Data science /

A Language agnostic model that can handle surf lingo

March 25 2020

Translation of everyday phrases has come along way over the last few years. But as soon as you step into a niche use of language, specific to a certain industry or expertise, it gets much trickier. You can't simply enter financial or automotive-specific phrases into Google translate and expect the outcome to be spot on.

One of my big passions is surfing, so I will talk about what deep learning can do for language, from a surfer's point of view.

When people hear about Sweden, they tend to think of a rather cold country up in the north associated with skiing, Abba, and perhaps Zlatan. Probably not a destination people have in mind when looking for places to go and surf.

I spend a lot of time surfing in Sweden, especially at Torö, which is located at the southern tip of our archipelago. During the years of surfing in Sweden, I have stumbled upon some dedicated cold water surfers, and a WhatsApp chat group was created 4 years ago, and we are now seven members in the group.  We tend to chat almost every day, mostly about wind forecasts, but a lot of topics unrelated to surfing come across, well, we are starting to get close as friends.

Not all the people in the chat are native Swedish, but we mainly text in Swedish while chatting. We have one guy from Bali, another one from California. They tend to be a bit quiet in the chat due to language barriers, but are very talkative in person. One could think that this a perfect case for using Google Translate or similar or that we should be more polite as the typical Swede and chat in English.

Probably the best way to be a part of a group is to use the same language, and especially the same jargon. That is to use the right words in the right context, to sound like you have been a part of the group for a long time. Since all groups have different ways of expressing themselves, a simple translation would be too generic, you would not sound cool enough.

Photographer: @kookshred

Thankfully words can be approximated as numerical vectors, meaning a computer can have a chance of understanding language. A vector in a 3-dimensional coordinate system could look like <2.2, 4.2, 1.3>, and you could imagine your living room as the space where all the vectors can exist. The particular vector <2.2, 4.2, 1.3> representing the word “cat” is located behind the tv, and a neighbouring vector below the tv <2.2, 4.0, 1.3> representing “kitten”. But the vector <0.0, -3.1, 1.8> representing “smartphone” is located under the sofa. In this case, perhaps the second element in the vector is the amount of cat property a particular word has.
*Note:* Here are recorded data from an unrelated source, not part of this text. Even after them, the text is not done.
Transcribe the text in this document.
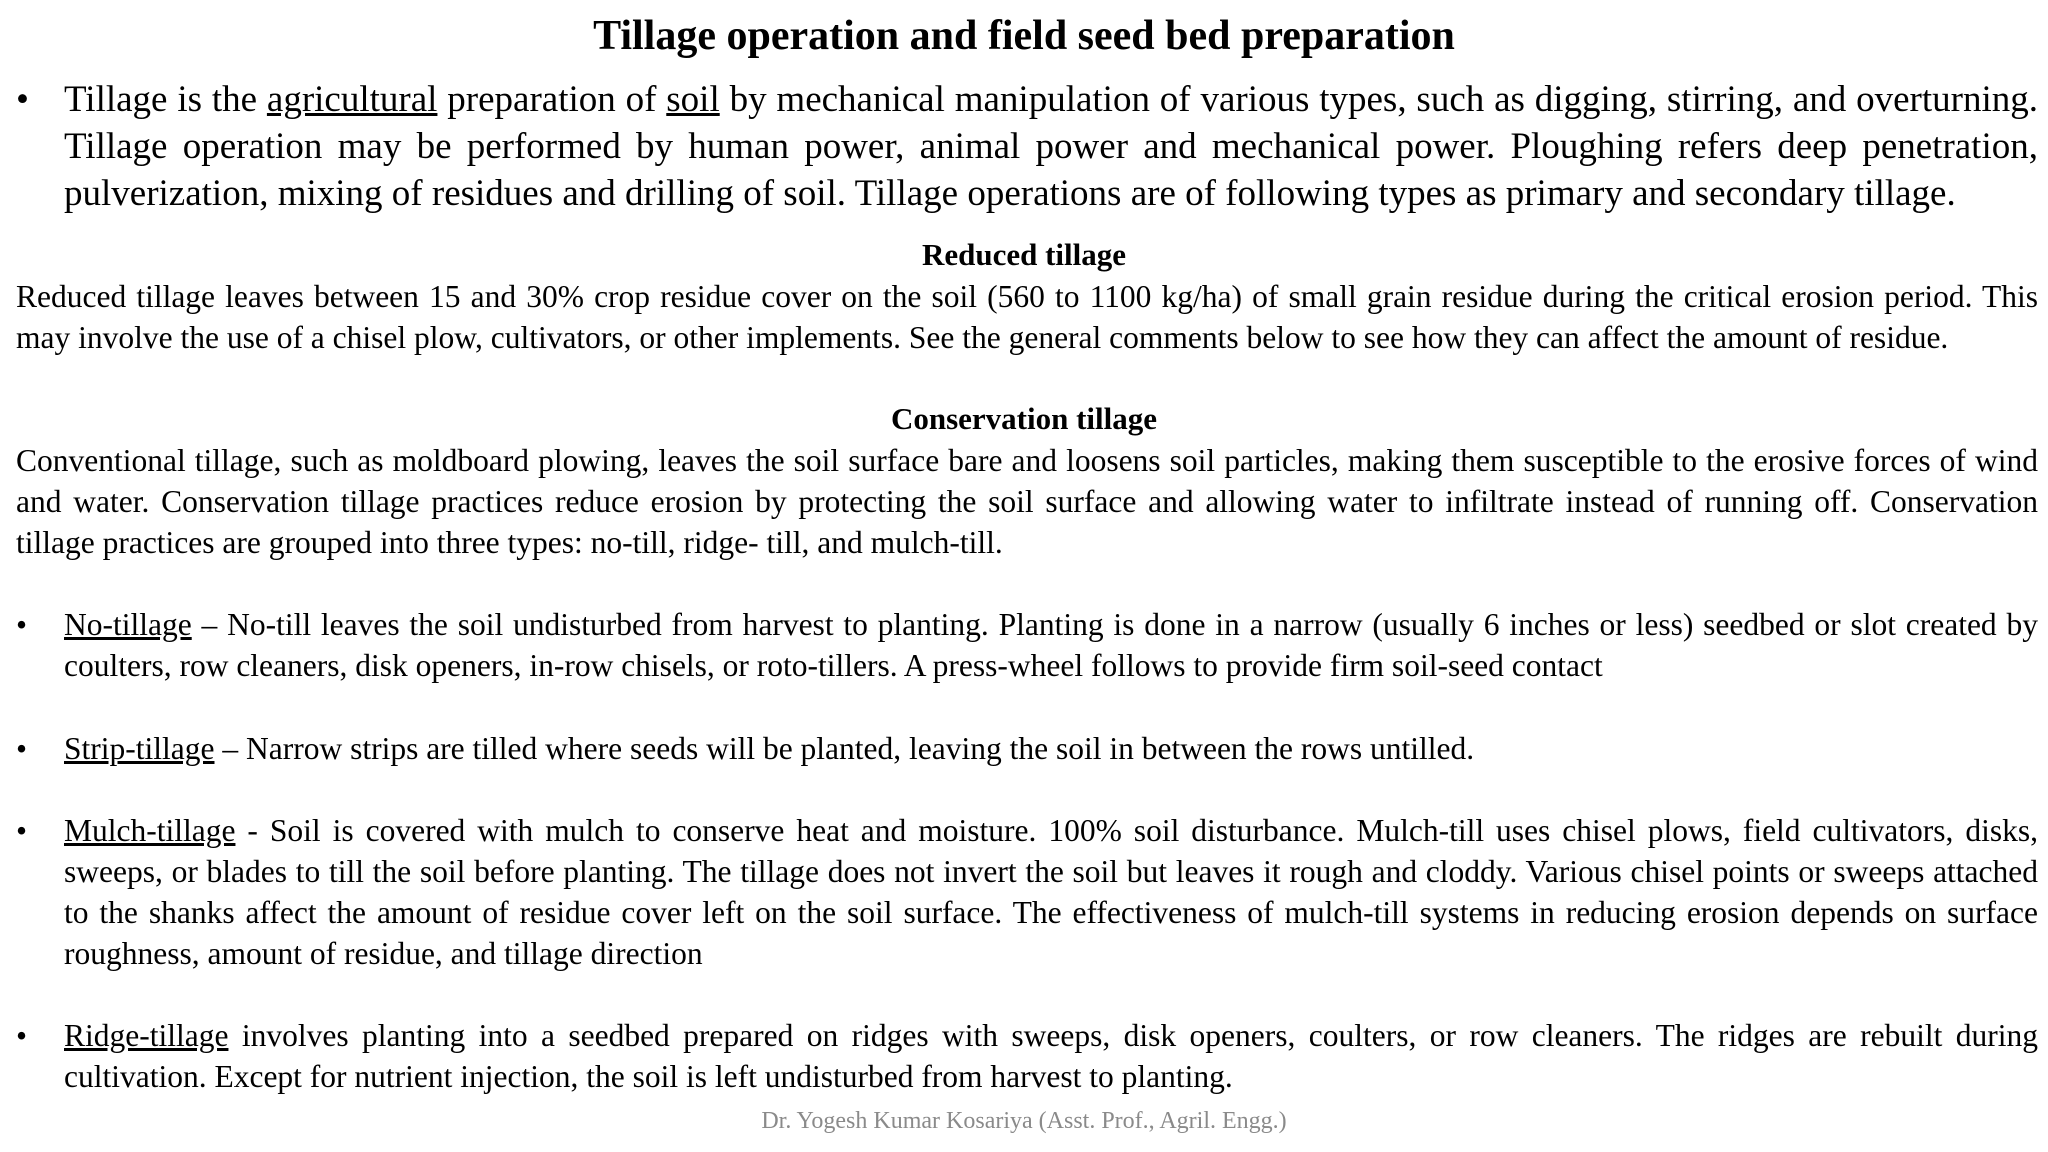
Tillage operation and field seed bed preparation
• Tillage is the agricultural preparation of soil by mechanical manipulation of various types, such as digging, stirring, and overturning. Tillage operation may be performed by human power, animal power and mechanical power. Ploughing refers deep penetration, pulverization, mixing of residues and drilling of soil. Tillage operations are of following types as primary and secondary tillage.
Reduced tillage
Reduced tillage leaves between 15 and 30% crop residue cover on the soil (560 to 1100 kg/ha) of small grain residue during the critical erosion period. This may involve the use of a chisel plow, cultivators, or other implements. See the general comments below to see how they can affect the amount of residue.
Conservation tillage
Conventional tillage, such as moldboard plowing, leaves the soil surface bare and loosens soil particles, making them susceptible to the erosive forces of wind and water. Conservation tillage practices reduce erosion by protecting the soil surface and allowing water to infiltrate instead of running off. Conservation tillage practices are grouped into three types: no-till, ridge- till, and mulch-till.
•	No-tillage – No-till leaves the soil undisturbed from harvest to planting. Planting is done in a narrow (usually 6 inches or less) seedbed or slot created by coulters, row cleaners, disk openers, in-row chisels, or roto-tillers. A press-wheel follows to provide firm soil-seed contact
•	Strip-tillage – Narrow strips are tilled where seeds will be planted, leaving the soil in between the rows untilled.
•	Mulch-tillage - Soil is covered with mulch to conserve heat and moisture. 100% soil disturbance. Mulch-till uses chisel plows, field cultivators, disks, sweeps, or blades to till the soil before planting. The tillage does not invert the soil but leaves it rough and cloddy. Various chisel points or sweeps attached to the shanks affect the amount of residue cover left on the soil surface. The effectiveness of mulch-till systems in reducing erosion depends on surface roughness, amount of residue, and tillage direction
•	Ridge-tillage involves planting into a seedbed prepared on ridges with sweeps, disk openers, coulters, or row cleaners. The ridges are rebuilt during cultivation. Except for nutrient injection, the soil is left undisturbed from harvest to planting.
Dr. Yogesh Kumar Kosariya (Asst. Prof., Agril. Engg.)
There exist various algorithms to represent words as vectors, such as Word2Vec, Glove, fastText (available on our platform). A word can be represented by a vector with 300 dimensions instead of 3 as in our living room, where each axis captures some textual information.

Can you imagine your living room in 300 dimensions?

As you notice vectors with similar semantics (meaning) are located nearby, and vectors further apart have less shared semantic meaning.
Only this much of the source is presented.